Facts and Demographics of America's Veterans and VA Health System

  • Over 37 percent of the veteran population is 65 years old or older, compared with 13 percent of the general population. The challenge to care for these 9.5 million men and women is met through a variety of programs, including more than 137 nursing home care units in medical centers, adult day care, home health aide services and community residential care, contracts with 3,500 community nursing homes, and support to 112 state veterans homes. Additionally, VA conducts nationwide research on the causes and treatment of Alzheimer's disease and other dementias and funds 20 geriatric research centers.
  • Aging Demographics of American Veterans: Overall, the veteran population is declining 1.7 percent per year. From 2000 to 2010 - veterans 65 plus decrease 9 percent from 9.3 million to 8.5 million. However, veterans 75 plus increase 12 percent from 4 million to 4.5 million, and veterans 85 plus triple from 422 thousand to 1.3 million.
  • The largest percent decline is projected for the youngest group, under age 45. This is expected in light of a relatively smaller military.
  • Those aged 65 to 84 are projected to increase between 2010 and 2015 as the Korean Conflict and Vietnam era cohorts age.
  • As the veteran population ages, the demand for geriatric and all forms of long-term care should increase significantly relative to acute care.

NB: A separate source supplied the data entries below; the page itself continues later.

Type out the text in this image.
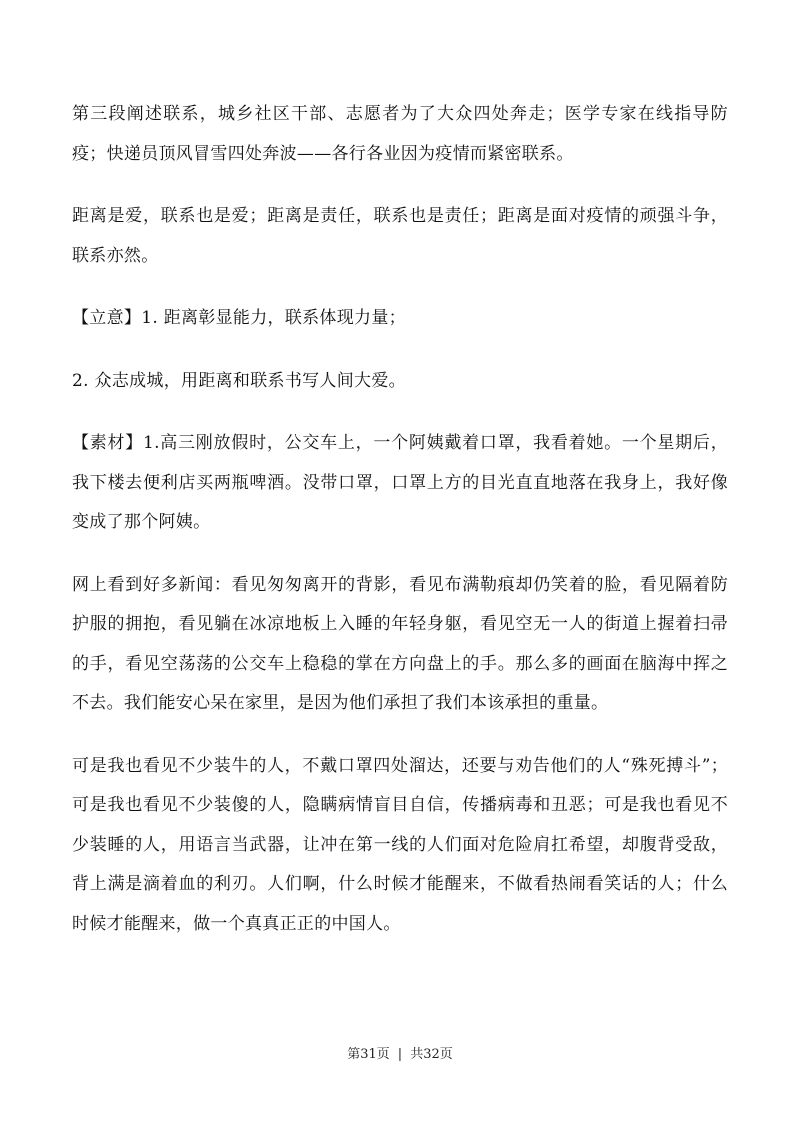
第三段阐述联系，城乡社区干部、志愿者为了大众四处奔走；医学专家在线指导防疫；快递员顶风冒雪四处奔波——各行各业因为疫情而紧密联系。

距离是爱，联系也是爱；距离是责任，联系也是责任；距离是面对疫情的顽强斗争，联系亦然。

【立意】1. 距离彰显能力，联系体现力量；

2. 众志成城，用距离和联系书写人间大爱。

【素材】1.高三刚放假时，公交车上，一个阿姨戴着口罩，我看着她。一个星期后，我下楼去便利店买两瓶啤酒。没带口罩，口罩上方的目光直直地落在我身上，我好像变成了那个阿姨。

网上看到好多新闻：看见匆匆离开的背影，看见布满勒痕却仍笑着的脸，看见隔着防护服的拥抱，看见躺在冰凉地板上入睡的年轻身躯，看见空无一人的街道上握着扫帚的手，看见空荡荡的公交车上稳稳的掌在方向盘上的手。那么多的画面在脑海中挥之不去。我们能安心呆在家里，是因为他们承担了我们本该承担的重量。

可是我也看见不少装牛的人，不戴口罩四处溜达，还要与劝告他们的人“殊死搏斗”；可是我也看见不少装傻的人，隐瞒病情盲目自信，传播病毒和丑恶；可是我也看见不少装睡的人，用语言当武器，让冲在第一线的人们面对危险肩扛希望，却腹背受敌，背上满是滴着血的利刃。人们啊，什么时候才能醒来，不做看热闹看笑话的人；什么时候才能醒来，做一个真真正正的中国人。

第31页 | 共32页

In particular, nursing home care policies, programs, and services will require continual monitoring and assessment.
  • An increasing number of deaths from an older population means greater demands for services from NCA, including casket and cremation burials, headstones, markers and Presidential Memorial Certificates.
  • VA's health care system has grown to 163 hospitals, with at least one in each of the 48 contiguous states, Puerto Rico and the District of Columbia. VA operates more than 850 ambulatory care and community-based outpatient clinics, 137 nursing homes, 43 domiciliaries and 73 comprehensive home-care programs. VA health care facilities provide a broad spectrum of medical, surgical and rehabilitative care.
  • During the last five years, VA has put its health care facilities under 21 networks, which provide more medical services to more veterans and family members than at any time during VA's long history.
  • VA has experienced unprecedented growth in the medical system workload over the past few years. The total number of patients treated increased by over 11 percent from 2000 to 2001 more than twice the prior year's rate of growth.
  • More than 4.2 million people received care in VA health care facilities in 2001. VA is used annually by approximately 75 percent of all disabled and low-income veterans. In 2001, VA treated about 587,000 patients in VA hospitals and contract hospitals, 87,000 in nursing homes and 45,000 in domiciliaries. VA's outpatient clinics registered approximately 42.9 million visits.